The carefully selected paintings are organized in a loose chronological sequence in order to emphasize thematic interpretation. The early period (1920-the late 1930s) addresses Tamayo’s adoption of the various “isms” of European modern art and proceeds to demonstrate how he transformed these vanguard sources by way of still lifes, images of women, nudes, portraits of children and family, and genre scenes of indigenous subjects. These striking works show how Tamayo appropriated imagery, incorporated modernist strategies of collage and advertising, and, contrary to conventional wisdom, ventured to make political observations.

By 1940, Tamayo had established the definitive form of abstract figuration that made him one of the most celebrated painters of the twentieth century. His fully mature period (1940-to the mid 1960s) is represented by a dramatic range of figurative works, from telling self-portraits to eerie phantoms. This section, the largest of the show, examines Tamayo’s fusion modernism through a series of themes that confirm the breadth and depth of his visual thinking. The subjects of man; woman; nature; man and woman representing the universal; animal; and human hybrids were all treated in this manner to address a full range of emotion. Love and hate, joy and despair, aggression and reconciliation, all found pictorial expression in the artist’s mature work that is on view.
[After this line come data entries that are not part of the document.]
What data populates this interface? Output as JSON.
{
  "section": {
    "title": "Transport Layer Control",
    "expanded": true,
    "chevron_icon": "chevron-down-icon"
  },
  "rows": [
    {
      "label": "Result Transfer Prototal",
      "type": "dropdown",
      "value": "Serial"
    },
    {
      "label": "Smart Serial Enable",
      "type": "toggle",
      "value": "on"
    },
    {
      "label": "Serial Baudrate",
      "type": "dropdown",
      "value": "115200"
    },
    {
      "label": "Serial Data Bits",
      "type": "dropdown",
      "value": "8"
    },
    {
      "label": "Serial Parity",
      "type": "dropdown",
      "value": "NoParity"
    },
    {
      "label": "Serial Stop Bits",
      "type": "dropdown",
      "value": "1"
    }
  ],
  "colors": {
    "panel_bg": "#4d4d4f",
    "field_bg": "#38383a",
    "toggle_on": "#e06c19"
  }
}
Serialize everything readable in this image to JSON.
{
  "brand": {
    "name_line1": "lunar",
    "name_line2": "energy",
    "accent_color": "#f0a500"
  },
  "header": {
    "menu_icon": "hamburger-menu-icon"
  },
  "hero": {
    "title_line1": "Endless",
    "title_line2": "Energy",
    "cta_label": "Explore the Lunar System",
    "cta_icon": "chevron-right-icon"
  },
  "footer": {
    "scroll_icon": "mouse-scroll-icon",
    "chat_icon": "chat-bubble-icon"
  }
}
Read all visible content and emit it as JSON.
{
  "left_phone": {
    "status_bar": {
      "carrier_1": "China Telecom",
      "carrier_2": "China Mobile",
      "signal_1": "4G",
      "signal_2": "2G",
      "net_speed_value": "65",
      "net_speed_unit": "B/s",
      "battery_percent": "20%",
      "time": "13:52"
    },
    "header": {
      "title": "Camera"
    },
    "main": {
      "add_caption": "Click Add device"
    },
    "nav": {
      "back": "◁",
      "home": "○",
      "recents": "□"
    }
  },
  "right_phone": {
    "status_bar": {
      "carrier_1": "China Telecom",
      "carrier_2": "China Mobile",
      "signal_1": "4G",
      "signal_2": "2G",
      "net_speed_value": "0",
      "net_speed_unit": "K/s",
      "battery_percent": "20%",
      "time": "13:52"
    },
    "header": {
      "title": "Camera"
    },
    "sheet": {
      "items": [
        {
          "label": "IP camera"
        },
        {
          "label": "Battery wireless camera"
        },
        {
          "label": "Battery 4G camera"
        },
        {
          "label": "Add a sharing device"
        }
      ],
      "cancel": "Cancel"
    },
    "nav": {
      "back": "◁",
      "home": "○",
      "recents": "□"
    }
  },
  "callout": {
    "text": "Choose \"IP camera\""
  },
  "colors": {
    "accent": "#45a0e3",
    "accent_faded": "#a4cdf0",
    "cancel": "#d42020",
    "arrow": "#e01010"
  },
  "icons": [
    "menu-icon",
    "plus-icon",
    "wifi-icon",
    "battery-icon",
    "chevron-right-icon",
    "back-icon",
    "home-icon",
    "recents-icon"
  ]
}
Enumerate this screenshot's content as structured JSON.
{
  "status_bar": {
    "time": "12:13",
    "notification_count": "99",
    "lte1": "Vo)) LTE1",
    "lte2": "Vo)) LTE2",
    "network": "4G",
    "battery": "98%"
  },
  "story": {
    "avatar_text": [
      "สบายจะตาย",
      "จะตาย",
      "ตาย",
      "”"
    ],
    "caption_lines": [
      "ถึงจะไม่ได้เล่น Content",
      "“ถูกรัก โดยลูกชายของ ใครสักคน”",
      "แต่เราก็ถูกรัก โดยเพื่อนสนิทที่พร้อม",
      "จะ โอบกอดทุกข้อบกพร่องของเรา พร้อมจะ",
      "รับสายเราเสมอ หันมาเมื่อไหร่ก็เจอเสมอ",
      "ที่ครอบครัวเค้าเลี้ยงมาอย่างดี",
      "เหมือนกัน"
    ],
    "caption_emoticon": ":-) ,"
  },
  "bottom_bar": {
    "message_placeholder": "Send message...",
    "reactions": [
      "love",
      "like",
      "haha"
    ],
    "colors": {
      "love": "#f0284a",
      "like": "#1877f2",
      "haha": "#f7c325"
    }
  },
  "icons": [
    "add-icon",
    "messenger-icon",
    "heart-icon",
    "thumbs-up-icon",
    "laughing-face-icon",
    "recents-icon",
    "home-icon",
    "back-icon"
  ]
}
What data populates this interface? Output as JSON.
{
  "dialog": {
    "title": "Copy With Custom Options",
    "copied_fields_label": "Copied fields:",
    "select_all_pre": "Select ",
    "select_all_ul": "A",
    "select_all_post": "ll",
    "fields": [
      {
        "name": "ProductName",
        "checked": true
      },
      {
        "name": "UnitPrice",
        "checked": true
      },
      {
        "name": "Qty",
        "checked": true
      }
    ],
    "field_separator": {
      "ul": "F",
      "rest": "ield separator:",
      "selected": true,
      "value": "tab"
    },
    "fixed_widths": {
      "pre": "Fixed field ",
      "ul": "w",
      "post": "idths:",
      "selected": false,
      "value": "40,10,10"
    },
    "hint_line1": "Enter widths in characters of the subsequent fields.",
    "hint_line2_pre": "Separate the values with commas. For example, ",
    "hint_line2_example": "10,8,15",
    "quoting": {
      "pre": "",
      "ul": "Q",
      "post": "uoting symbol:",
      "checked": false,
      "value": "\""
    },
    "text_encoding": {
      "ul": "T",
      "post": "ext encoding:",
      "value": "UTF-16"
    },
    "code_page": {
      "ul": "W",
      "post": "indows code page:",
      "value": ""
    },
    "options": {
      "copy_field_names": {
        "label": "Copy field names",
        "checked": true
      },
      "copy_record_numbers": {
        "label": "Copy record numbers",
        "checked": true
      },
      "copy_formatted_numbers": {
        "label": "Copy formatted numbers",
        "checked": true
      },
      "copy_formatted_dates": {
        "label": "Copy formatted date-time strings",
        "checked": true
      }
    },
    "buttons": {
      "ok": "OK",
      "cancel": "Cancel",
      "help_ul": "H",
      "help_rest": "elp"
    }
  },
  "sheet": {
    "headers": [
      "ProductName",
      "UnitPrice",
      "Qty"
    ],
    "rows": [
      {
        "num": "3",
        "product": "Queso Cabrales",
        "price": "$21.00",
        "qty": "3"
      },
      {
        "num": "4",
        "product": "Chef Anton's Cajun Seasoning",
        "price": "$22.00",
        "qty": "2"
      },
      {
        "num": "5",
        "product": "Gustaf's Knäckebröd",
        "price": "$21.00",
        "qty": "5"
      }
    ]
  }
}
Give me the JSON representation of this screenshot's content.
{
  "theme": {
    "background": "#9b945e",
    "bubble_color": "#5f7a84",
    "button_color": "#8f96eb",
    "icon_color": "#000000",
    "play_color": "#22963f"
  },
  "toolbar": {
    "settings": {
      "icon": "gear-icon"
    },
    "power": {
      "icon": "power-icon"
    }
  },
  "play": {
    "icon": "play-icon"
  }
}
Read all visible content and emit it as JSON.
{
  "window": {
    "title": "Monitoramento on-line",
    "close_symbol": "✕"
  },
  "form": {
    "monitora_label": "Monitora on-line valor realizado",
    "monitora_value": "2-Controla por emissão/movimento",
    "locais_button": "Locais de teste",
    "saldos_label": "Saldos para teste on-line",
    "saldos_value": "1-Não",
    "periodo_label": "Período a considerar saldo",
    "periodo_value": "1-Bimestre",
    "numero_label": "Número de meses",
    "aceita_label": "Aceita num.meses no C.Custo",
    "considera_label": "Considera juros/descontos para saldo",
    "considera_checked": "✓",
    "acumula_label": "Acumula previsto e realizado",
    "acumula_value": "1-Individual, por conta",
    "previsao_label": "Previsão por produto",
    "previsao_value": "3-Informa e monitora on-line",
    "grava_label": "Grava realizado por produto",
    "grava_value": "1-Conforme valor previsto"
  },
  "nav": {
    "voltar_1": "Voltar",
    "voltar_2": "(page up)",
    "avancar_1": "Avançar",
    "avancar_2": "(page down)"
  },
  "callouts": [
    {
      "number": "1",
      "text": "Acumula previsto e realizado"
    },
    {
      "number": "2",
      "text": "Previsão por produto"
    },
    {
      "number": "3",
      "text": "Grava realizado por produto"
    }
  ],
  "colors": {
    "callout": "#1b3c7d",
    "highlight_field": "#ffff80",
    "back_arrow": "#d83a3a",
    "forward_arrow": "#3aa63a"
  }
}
The exhibition culminates with a selection of Tamayo’s best late paintings. In his work from roughly 1968 on, Tamayo left behind his searing and searching pictures of the 1940s and 1950s. Besides their message of universal humanism and their tour-de-force ability to show that modern painting is still capable of arresting the eye, this sampling demonstrates how Tamayo addressed a reality that cannot be sentimentalized: death. These pictures do not treat its actuality but rather the process of reflecting on a life lived and anticipating what is to come. They poignantly speak to the artist’s own sense of mortality, showing an increasing physical weakness but also a defiant resistance to that inevitability.

“Tamayo’s painting as well as his personal and professional story have the hallmarks of aspiration and struggle, triumph and failure that defined Mexico as a modern nation,” says Diana C. du Pont, SBMA Curator of Modern & Contemporary Art and the exhibition’s Project Director. “At the heart of the controversies that Tamayo and his painting fueled in his day were the clashes created by the different views of modernism and modernity that he and his art represented. Today, Tamayo’s international perspective and aesthetic approach serve as an example for the contemporary Mexican artist working globally. Thus, in many ways, Tamayo had and continues to have a significant influence, which this exhibition seeks to understand.”